It is well known that LED Therapy using light energy in the blue light range of the electro-magnetic spectrum (400nm – 500nm) is very effective in treating mild to moderate acne vulgaris. When P.acnes bacteria is exposed to blue light energy, a photo-toxic event is created, resulting in the death of the bacteria. Specifically, LED light therapy systems utilize the mechanism of endogenous photodynamic therapy where bacterial porphyrins, which are produced as part of the normal metabolism of P. acnes, act as natural photosensitizers. When they absorb light, preferably wavelengths in the blue light and red light range, the resultant photodynamic reaction produces singlet oxygen species and reactive free radicals, which destroy the bacteria themselves. Essentially, the P. acne bacteria commit suicide. 

Blue light is the wavelength of choice for treating acne as it is a short wavelength of light energy and is at the peak of the light energy absorption curve. The penetration of light energy is a function of the wavelength and the shorter the wavelength, the shallower penetrating the light energy. As P. acnes bacteria resides close to the surface of the skin and blue light is very shallow penetrating, blue light is ideal for killing P. acnes bacteria. And in the absence of P. acnes bacteria, you eliminate the fundamental source of acne vulgaris. This being the case, having a light therapy device that emits light energy in the blue range is essential for every skin care professional, as well as those home users looking to eliminate their acne issues.

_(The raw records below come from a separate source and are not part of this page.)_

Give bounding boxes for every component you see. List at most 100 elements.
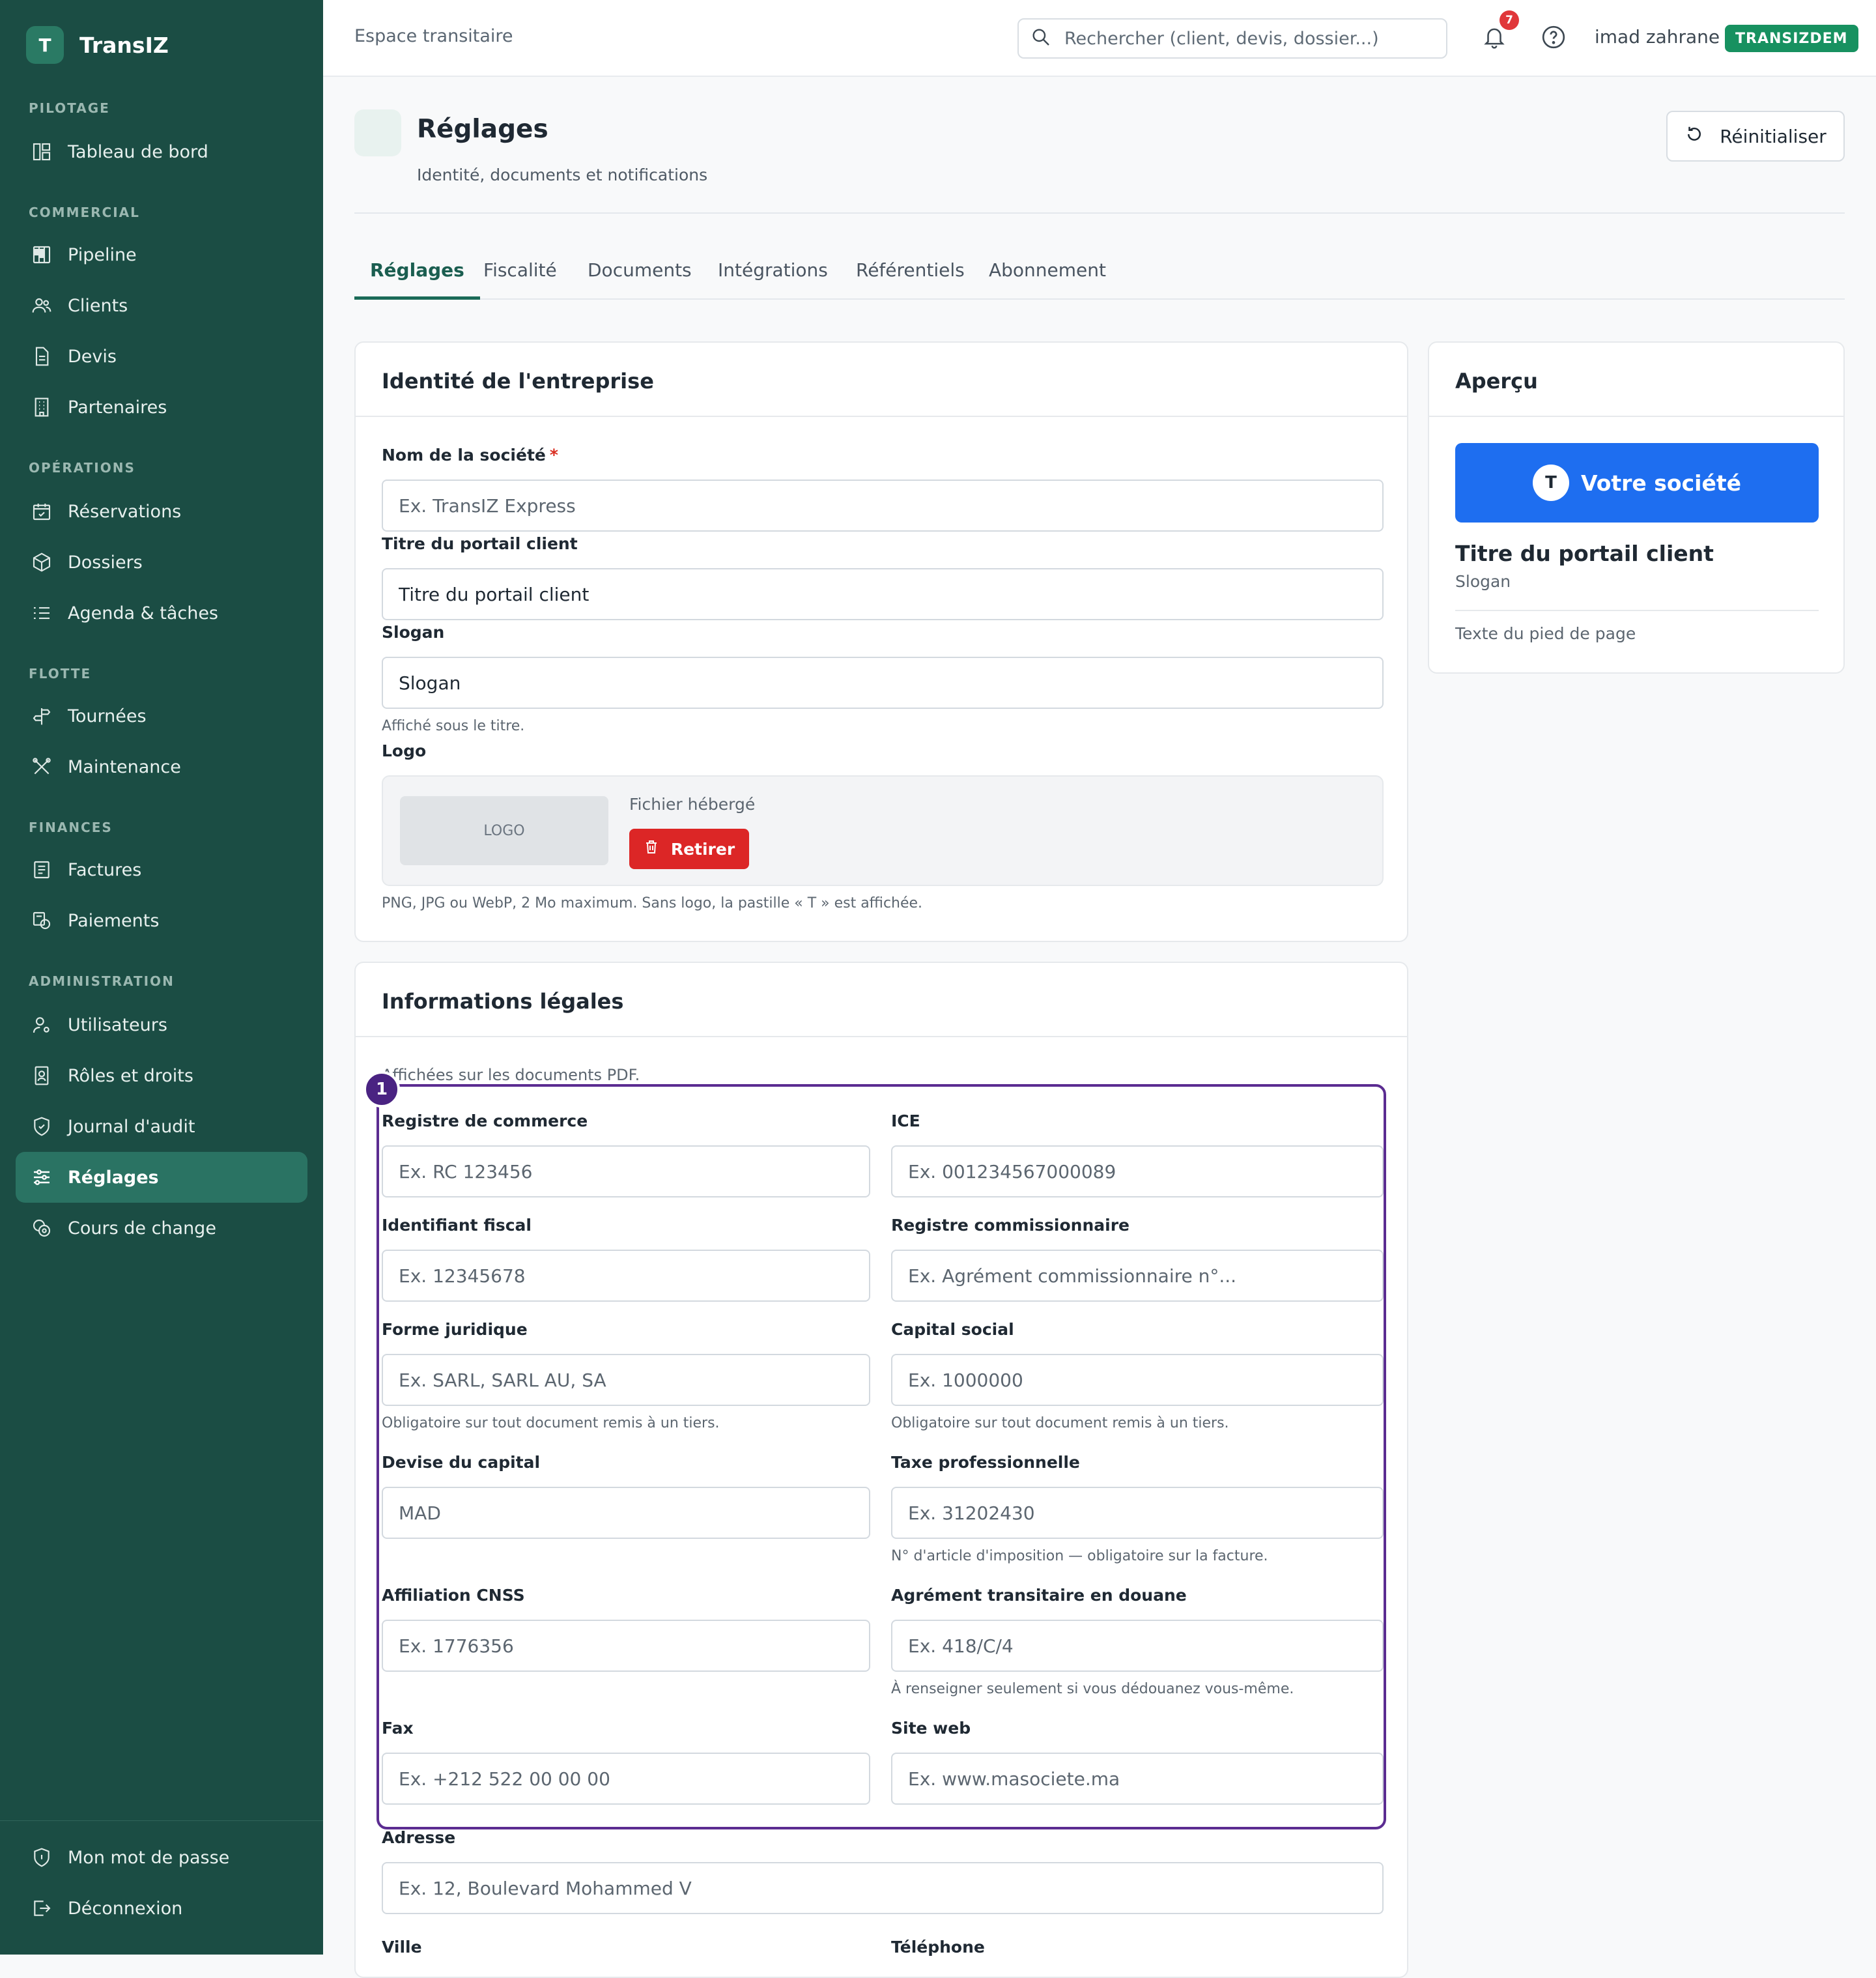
sidebar-item-cours-de-change[interactable]: Cours de change xyxy=(16,1203,307,1254)
sidebar-item-label: Maintenance xyxy=(68,756,181,777)
brand-name: TransIZ xyxy=(79,32,169,58)
portal-title-label: Titre du portail client xyxy=(382,534,578,553)
document-icon xyxy=(30,345,53,368)
company-name-label: Nom de la société * xyxy=(382,446,558,465)
sidebar-divider xyxy=(0,1820,323,1821)
sidebar: T TransIZ PILOTAGE Tableau de bord COMME… xyxy=(0,0,323,1955)
identity-card: Identité de l'entreprise Nom de la socié… xyxy=(354,341,1408,942)
logo-placeholder[interactable]: LOGO xyxy=(400,796,608,865)
sidebar-item-label: Tournées xyxy=(68,706,147,726)
sidebar-item-reservations[interactable]: Réservations xyxy=(16,486,307,537)
sidebar-item-label: Devis xyxy=(68,346,117,367)
user-cog-icon xyxy=(30,1013,53,1037)
sidebar-item-agenda[interactable]: Agenda & tâches xyxy=(16,588,307,638)
portal-title-input[interactable] xyxy=(382,568,1384,620)
sidebar-item-maintenance[interactable]: Maintenance xyxy=(16,741,307,792)
nav-section-flotte: FLOTTE xyxy=(29,666,92,681)
preview-divider xyxy=(1455,610,1819,611)
users-icon xyxy=(30,294,53,317)
sidebar-item-label: Paiements xyxy=(68,910,160,931)
nav-section-administration: ADMINISTRATION xyxy=(29,973,175,989)
tools-icon xyxy=(30,755,53,779)
search-icon xyxy=(1030,27,1051,50)
shield-lock-icon xyxy=(30,1846,53,1869)
card-divider xyxy=(1429,416,1843,417)
sidebar-item-utilisateurs[interactable]: Utilisateurs xyxy=(16,999,307,1050)
nav-section-commercial: COMMERCIAL xyxy=(29,205,140,220)
help-button[interactable] xyxy=(1537,22,1570,55)
remove-logo-label: Retirer xyxy=(670,839,735,859)
page-icon xyxy=(354,109,401,156)
sidebar-item-dossiers[interactable]: Dossiers xyxy=(16,537,307,588)
sidebar-item-mot-de-passe[interactable]: Mon mot de passe xyxy=(16,1832,307,1883)
dashboard-icon xyxy=(30,140,53,164)
sidebar-item-paiements[interactable]: Paiements xyxy=(16,895,307,946)
sidebar-item-clients[interactable]: Clients xyxy=(16,280,307,331)
sidebar-item-label: Tableau de bord xyxy=(68,141,208,162)
city-label: Ville xyxy=(382,1938,422,1956)
search-box[interactable] xyxy=(1017,18,1447,59)
sidebar-item-roles[interactable]: Rôles et droits xyxy=(16,1050,307,1101)
tab-abonnement[interactable]: Abonnement xyxy=(989,259,1106,300)
card-divider xyxy=(356,1036,1407,1037)
reset-button[interactable]: Réinitialiser xyxy=(1666,111,1845,162)
sidebar-item-label: Factures xyxy=(68,859,142,880)
nav-section-finances: FINANCES xyxy=(29,820,113,835)
kanban-icon xyxy=(30,243,53,266)
remove-logo-button[interactable]: Retirer xyxy=(629,829,749,869)
user-menu[interactable]: imad zahrane xyxy=(1595,26,1720,48)
brand[interactable]: T TransIZ xyxy=(26,26,169,64)
settings-tabs: Réglages Fiscalité Documents Intégration… xyxy=(354,248,1845,300)
address-input[interactable] xyxy=(382,1862,1384,1914)
logo-upload-box: LOGO Fichier hébergé Retirer xyxy=(382,775,1384,886)
notification-badge: 7 xyxy=(1499,10,1519,30)
phone-label: Téléphone xyxy=(891,1938,985,1956)
list-check-icon xyxy=(30,601,53,625)
sidebar-item-pipeline[interactable]: Pipeline xyxy=(16,229,307,280)
tab-fiscalite[interactable]: Fiscalité xyxy=(483,259,557,300)
sidebar-item-partenaires[interactable]: Partenaires xyxy=(16,382,307,433)
sidebar-item-label: Rôles et droits xyxy=(68,1065,193,1086)
logout-icon xyxy=(30,1897,53,1920)
logo-hint: PNG, JPG ou WebP, 2 Mo maximum. Sans log… xyxy=(382,895,923,911)
tab-referentiels[interactable]: Référentiels xyxy=(856,259,965,300)
sidebar-item-devis[interactable]: Devis xyxy=(16,331,307,382)
sidebar-item-factures[interactable]: Factures xyxy=(16,844,307,895)
sidebar-item-label: Réglages xyxy=(68,1167,159,1188)
id-badge-icon xyxy=(30,1064,53,1087)
company-name-label-text: Nom de la société xyxy=(382,446,546,465)
topbar: Espace transitaire 7 imad zahrane TRANSI… xyxy=(323,0,1876,77)
search-input[interactable] xyxy=(1064,28,1429,49)
nav-section-operations: OPÉRATIONS xyxy=(29,460,135,476)
preview-brand-logo: T xyxy=(1532,465,1569,501)
sidebar-item-label: Mon mot de passe xyxy=(68,1847,230,1868)
logo-label: Logo xyxy=(382,741,427,760)
required-mark: * xyxy=(549,446,558,465)
slogan-hint: Affiché sous le titre. xyxy=(382,718,525,734)
preview-card: Aperçu T Votre société Titre du portail … xyxy=(1428,341,1845,674)
sidebar-item-label: Journal d'audit xyxy=(68,1116,195,1137)
sidebar-item-tournees[interactable]: Tournées xyxy=(16,691,307,741)
sidebar-item-deconnexion[interactable]: Déconnexion xyxy=(16,1883,307,1934)
tab-documents[interactable]: Documents xyxy=(588,259,692,300)
tab-reglages[interactable]: Réglages xyxy=(354,259,480,300)
sidebar-item-label: Utilisateurs xyxy=(68,1014,167,1035)
preview-title: Aperçu xyxy=(1455,369,1538,394)
company-name-input[interactable] xyxy=(382,480,1384,532)
tab-integrations[interactable]: Intégrations xyxy=(718,259,828,300)
bell-icon xyxy=(1482,24,1507,51)
help-icon xyxy=(1541,24,1567,53)
calendar-check-icon xyxy=(30,500,53,523)
sidebar-item-tableau-de-bord[interactable]: Tableau de bord xyxy=(16,126,307,177)
page-title: Réglages xyxy=(417,115,548,144)
sidebar-item-journal[interactable]: Journal d'audit xyxy=(16,1101,307,1152)
reset-label: Réinitialiser xyxy=(1720,125,1826,147)
tenant-badge: TRANSIZDEM xyxy=(1725,25,1858,52)
highlight-marker: 1 xyxy=(363,1071,400,1108)
sidebar-item-reglages[interactable]: Réglages xyxy=(16,1152,307,1203)
highlight-box xyxy=(377,1084,1386,1829)
slogan-input[interactable] xyxy=(382,657,1384,709)
receipt-icon xyxy=(30,858,53,882)
identity-title: Identité de l'entreprise xyxy=(382,369,654,394)
sidebar-item-label: Réservations xyxy=(68,501,182,522)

Related Blog Article: Blue Light or Red Light? What is the Most Effective Color

For Professionals: Busting Myths For Professionals (L+A Article): BLUE LIGHT: the only thing to fear is misinformation

Today, LED light therapy devices that have robust regulatory credentials (FDA, CE, TGA) for treating acne emit blue light in the range of 415nm to 465nm. The first generation of LED device that came to market 15 – 20 years ago used 415nm blue light energy because this wavelength was very well known in the photo-activation of topically applied products like Levulan Kerastick. This 415nm wavelength is also at the peak of the light energy absorption curve, making it very predictable and effective in triggering photo-sensitive substances. 

However, shorter wavelengths in the blue range of light energy, closer to the ultra-violet range, and specifically 415nm, have been shown in clinical studies to increase the likelihood of triggering hyperpigmentation.  The fundamental mechanism of action seems to be that light energy directly targets melanocytes in the skin to stimulate melanogenesis pathways. On these rare occasions, the darker the skin the more severe and the more long-lasting the hyperpigmentation, particularly with Fitzpatrick Type III and IV skin types. Nevertheless, the hyperpigmentation is transient and typically resolves in 2 weeks to 2 months. 

Similar to the depth of penetration, the longer the wavelength of light energy, the less severe and shorter lasting the hyperpigmentation.  Clinical studies indicate that the possible triggering of hyperpigmentation decreases rapidly in wavelengths longer than 465nm. Accordingly, skin care professionals and their clients/patients may be better served by the use of LED devices that emit blue light energy closer to 465nm, which is clinically proven to be both effective in treating acne vulgaris, but less likely to trigger hyperpigmentation.   

More importantly, the amount energy available for absorption seems to be the key factor in triggering hyperpigmentation and other skin damage. The biphasic dose response curve in low-level light therapy teaches us that desirable cellular activation takes place when 2 – 10 joules per centimeter squared of light energy is available for absorption. Above 10 joules per centimeter squared, too much energy is being delivered, potentially triggering undesirable oxidative events.